I'm going to sound like a real w&@ker and killjoy here but if a secondhand lifejacket fails can you get a secondhand child to replace? Sorry a subject close to my heart. If you do go secondhand please try to get it serviced, I think the RNLI still offers advice/guidance. Apologies for my rant and mods I'll slap my own wrist.
Don't apologize for giving good advice.
A couple of years ago my sailing buddy and I went for a bimble on the Humber. We're both experienced sailors and when we turned up near the lifeboat station under the Humber Bridge looking like a pair of numpties the guys from the station came over to have a chat. They asked us about life jackets, flares, radios and other gear and when we showed them that we had all that sneaked away in the boat, they were quite surprised because it was a high-performance thing a bit like a two-man skateboard, with sails, but nowhere obvious to put anything.
Anyway, just before launch we started checking over the gear and Andrew (I'll call him that because that's his name

) decided to test inflate his life jacket using the mouth tube. The fabric of the life jacket didn't leak, but imagine our surprise when the whole tube came off in his hand when he started to let it down. Andrew had bought that life jacket new, it was less than five years old, and to us it looked fine until it broke. It was a plastic part that failed, not the fabric of the jacket.
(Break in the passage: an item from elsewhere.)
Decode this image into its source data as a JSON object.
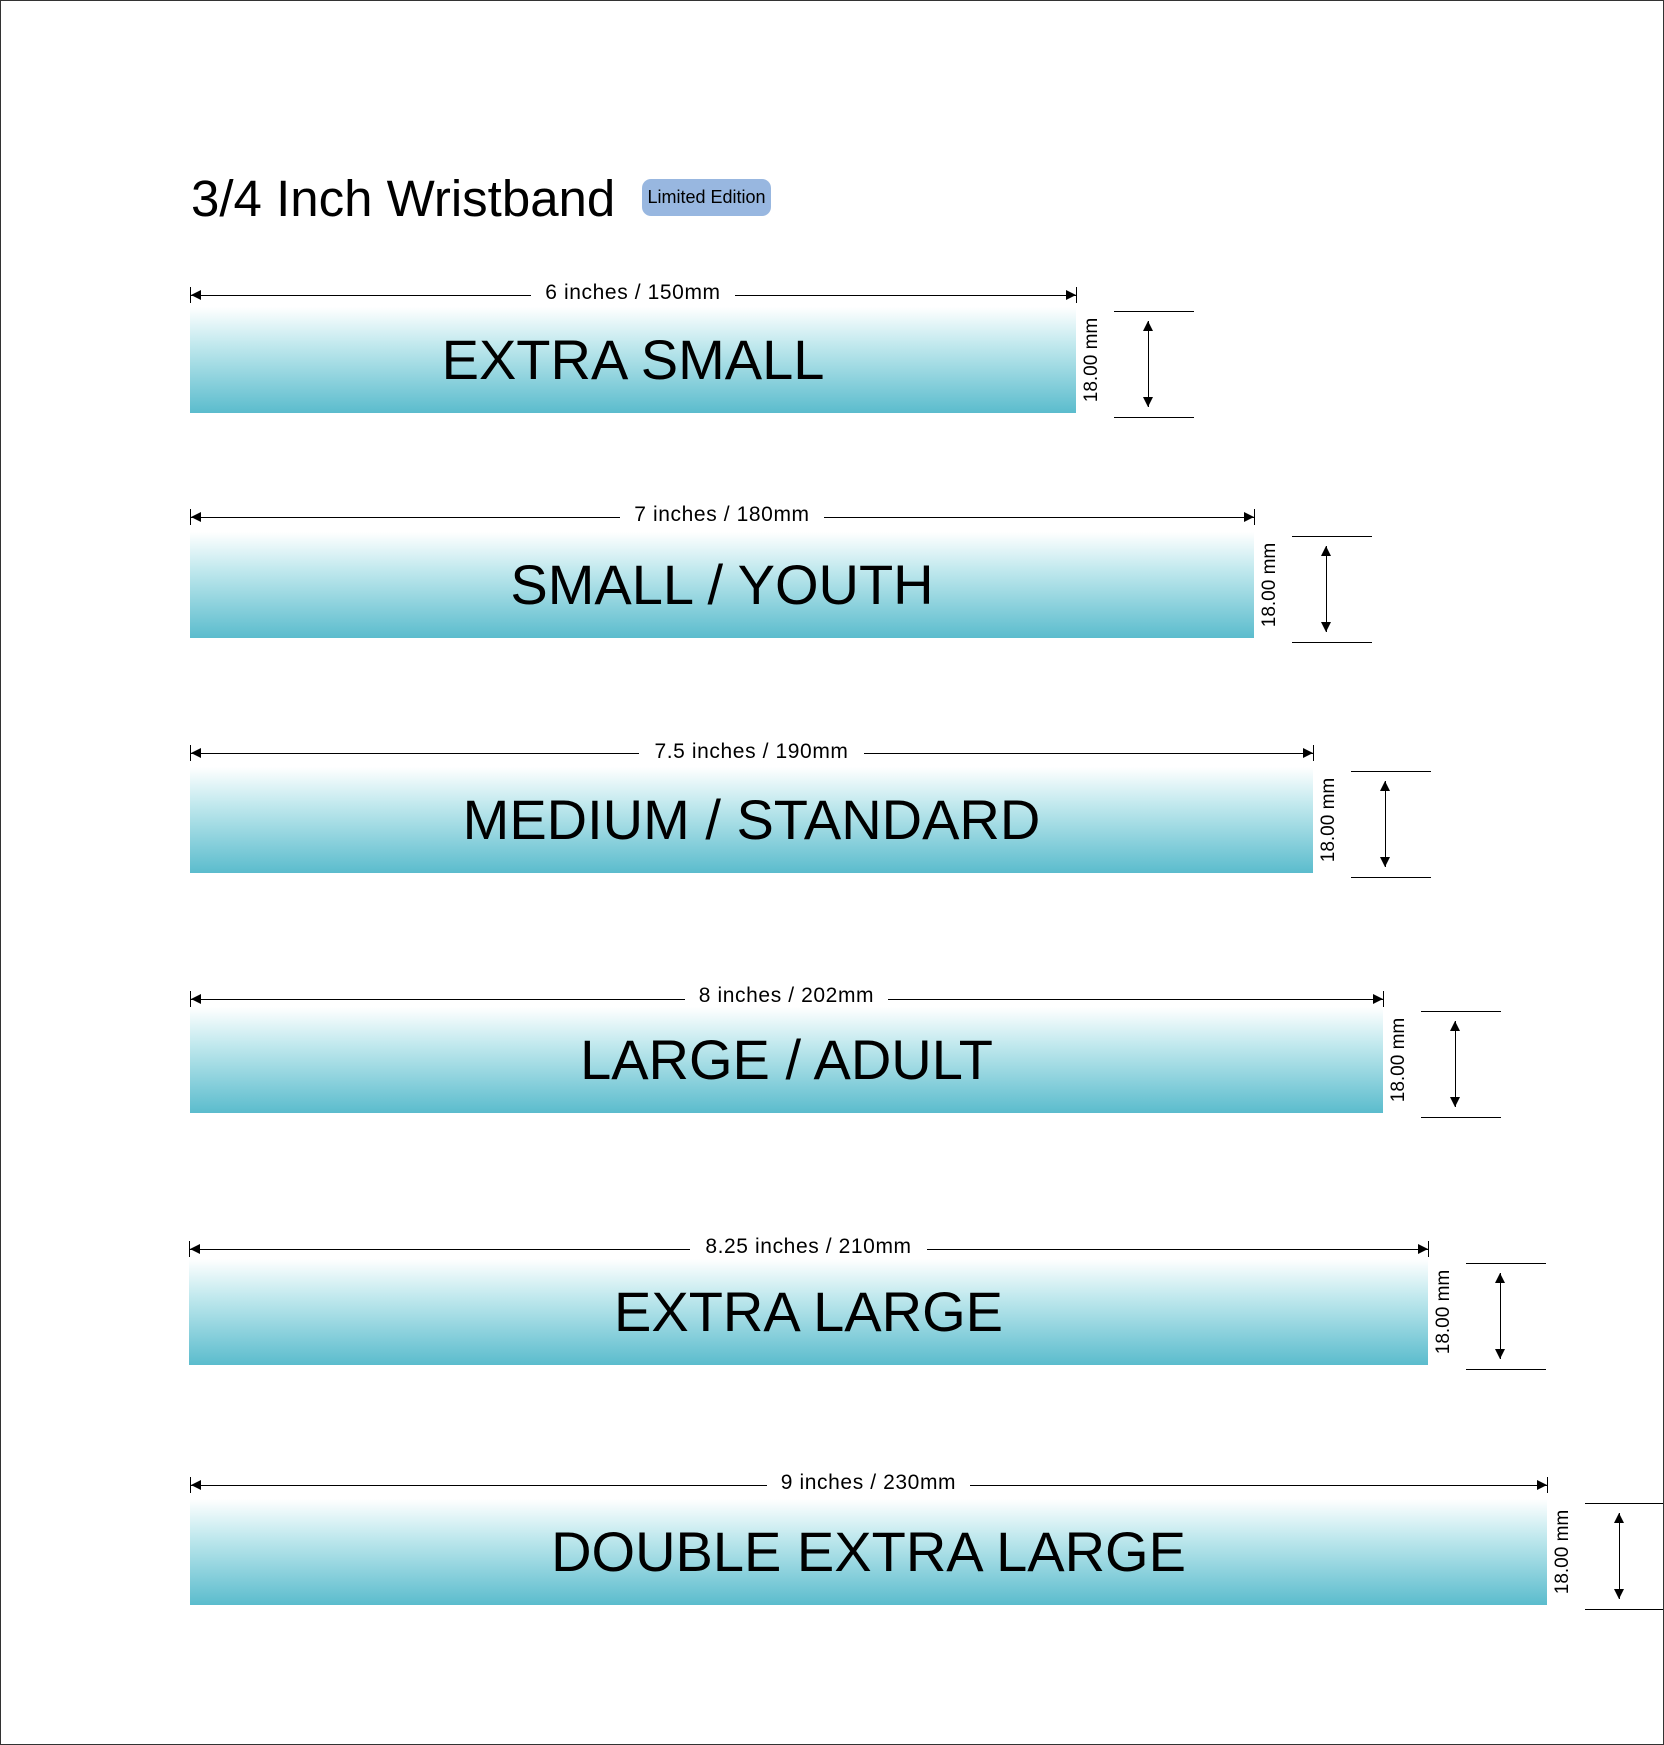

Of course he'd have died if he'd had to rely on it. Now we weren't expecting to do that, even if we went in (and we _were_ expecting to go in, and we weren't disappointed

) but you just never know. Anyway after the smug grins we'd given the guys at the lifeboat station, imagine our embarrassment when we had to go and cadge a life jacket from them for the day. It was either that or go back home. They were really very good about it and hardly made us feel like idiots at all. We carefully washed all the salt off before we gave it back.
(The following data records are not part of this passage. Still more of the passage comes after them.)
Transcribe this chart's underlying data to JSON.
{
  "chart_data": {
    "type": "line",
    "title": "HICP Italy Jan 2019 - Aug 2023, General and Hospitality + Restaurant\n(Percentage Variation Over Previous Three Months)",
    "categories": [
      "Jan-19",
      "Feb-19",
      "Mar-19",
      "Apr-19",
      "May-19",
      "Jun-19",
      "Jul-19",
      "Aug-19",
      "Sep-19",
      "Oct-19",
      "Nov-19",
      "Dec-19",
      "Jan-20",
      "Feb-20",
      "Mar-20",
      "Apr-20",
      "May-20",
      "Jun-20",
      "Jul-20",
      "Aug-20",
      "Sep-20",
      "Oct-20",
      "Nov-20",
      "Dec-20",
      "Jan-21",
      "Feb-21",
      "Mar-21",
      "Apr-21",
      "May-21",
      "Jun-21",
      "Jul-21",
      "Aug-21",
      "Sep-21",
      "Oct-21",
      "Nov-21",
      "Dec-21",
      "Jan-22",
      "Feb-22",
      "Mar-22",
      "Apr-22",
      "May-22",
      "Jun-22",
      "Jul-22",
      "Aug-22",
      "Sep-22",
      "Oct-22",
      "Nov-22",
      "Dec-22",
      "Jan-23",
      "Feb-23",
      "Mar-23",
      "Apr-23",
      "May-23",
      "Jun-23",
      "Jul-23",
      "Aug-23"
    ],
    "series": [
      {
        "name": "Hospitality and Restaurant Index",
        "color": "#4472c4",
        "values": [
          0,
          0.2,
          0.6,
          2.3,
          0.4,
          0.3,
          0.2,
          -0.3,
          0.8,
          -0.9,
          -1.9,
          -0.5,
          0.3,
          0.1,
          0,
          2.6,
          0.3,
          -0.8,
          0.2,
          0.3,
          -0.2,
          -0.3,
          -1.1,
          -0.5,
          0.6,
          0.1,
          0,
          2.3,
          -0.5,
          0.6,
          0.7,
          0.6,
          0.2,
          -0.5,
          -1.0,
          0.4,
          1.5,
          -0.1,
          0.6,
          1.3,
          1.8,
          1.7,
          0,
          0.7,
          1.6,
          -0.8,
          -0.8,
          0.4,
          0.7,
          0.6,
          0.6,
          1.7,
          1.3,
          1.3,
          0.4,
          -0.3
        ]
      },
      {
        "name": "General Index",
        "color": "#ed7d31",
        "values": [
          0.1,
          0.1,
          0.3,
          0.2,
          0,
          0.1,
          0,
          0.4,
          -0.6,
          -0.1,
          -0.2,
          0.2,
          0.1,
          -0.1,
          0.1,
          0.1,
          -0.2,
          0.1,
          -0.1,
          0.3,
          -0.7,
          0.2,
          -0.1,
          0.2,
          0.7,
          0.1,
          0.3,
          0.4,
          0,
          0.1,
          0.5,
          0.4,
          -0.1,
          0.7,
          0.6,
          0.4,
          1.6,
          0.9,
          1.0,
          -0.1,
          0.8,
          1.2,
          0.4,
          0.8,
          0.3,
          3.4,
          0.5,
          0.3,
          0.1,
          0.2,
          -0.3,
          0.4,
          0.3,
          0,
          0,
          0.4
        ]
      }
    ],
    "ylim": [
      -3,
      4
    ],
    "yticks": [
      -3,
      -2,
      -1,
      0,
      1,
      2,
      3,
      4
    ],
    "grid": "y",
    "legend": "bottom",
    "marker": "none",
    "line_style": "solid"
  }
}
If it's a small boat, I'd recommend not getting an automatic inflating jacket. After a particularly wet beat into Walton one night on a much bigger boat, Andrew's automatic went off in his bunk while we were eating. The little bit of soluble stuff that triggers the inflation had somehow got wet even though it was folded inside the waterproof pouch in the jacket.
Probably better to get one that doesn't rely on inflation at all for a youngster, you don't know if they'll have the presence of mind to pull the cord if they go over the side, and certainly for one as young as three. At least if it's second hand and it's not an inflating one you have a better chance of inspecting it to see if it's likely to work, and perhaps of it working if it's needed. But old parts are still more likely to fail on anything.